After purchasing the tools and materials, I came out slightly better financially than I would have ordering a custom rod from a builder. Although, the biggest benefit is the satisfaction of making my own rod. The process was very easy and only took me about ten hours to very slowly and carefully build it. The most complex part was deciding what I wanted and what materials I needed.
I created a shorter than normal butt to make it easier to use in a kayak.
The reel seat is solid maple. It adheres directly to the rod blank without needing an arbor. I'm hoping this will help increase sensitivity.
I also chose to not add a fore-grip. When reeling, my hand grips the blank directly, giving me the best feel.
Adding the threading was the fun part. It was tedious, but I am pleased with the result, especially for my first attempt. I figured that I would be looking at this rod for countless hours, so I might as well make it look nice.
I wanted to use micro-guides, but decided that they may be too much of a challenge for my skill level. I went with reinforced saltwater grade guides. Each guide is under wrapped.

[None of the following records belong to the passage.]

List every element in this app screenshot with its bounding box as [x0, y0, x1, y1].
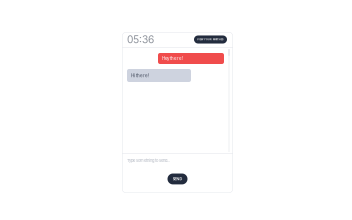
staticText: Type something to send... [127, 158, 170, 163]
staticText: 05:36 [127, 33, 154, 46]
button[interactable]: Hey there! [158, 53, 224, 64]
staticText: SEND [172, 177, 182, 181]
button[interactable]: VIEW YOUR MATCHES [194, 36, 227, 44]
button[interactable]: SEND [168, 174, 188, 184]
staticText: Hi there! [131, 73, 149, 78]
button[interactable]: Type something to send... [127, 158, 228, 163]
button[interactable]: Hi there! [127, 69, 191, 82]
staticText: Hey there! [162, 56, 183, 61]
staticText: VIEW YOUR MATCHES [197, 38, 224, 41]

I currently have an Ambassador C3 6500 on it. After fishing with it a few times, I think this reel is too big for this rod. I'm in the process of looking for a quality low profile reel for it.
I can say that this rod is exactly what I wanted, which is why fishermen pay the big bucks for custom rods in the first place!
I'm guessing this cat went about 12 pounds, maybe larger. My lip gripper is only rated to 15 pounds, and it could not hold up this fish. A baby by James river standards, but fun nonetheless!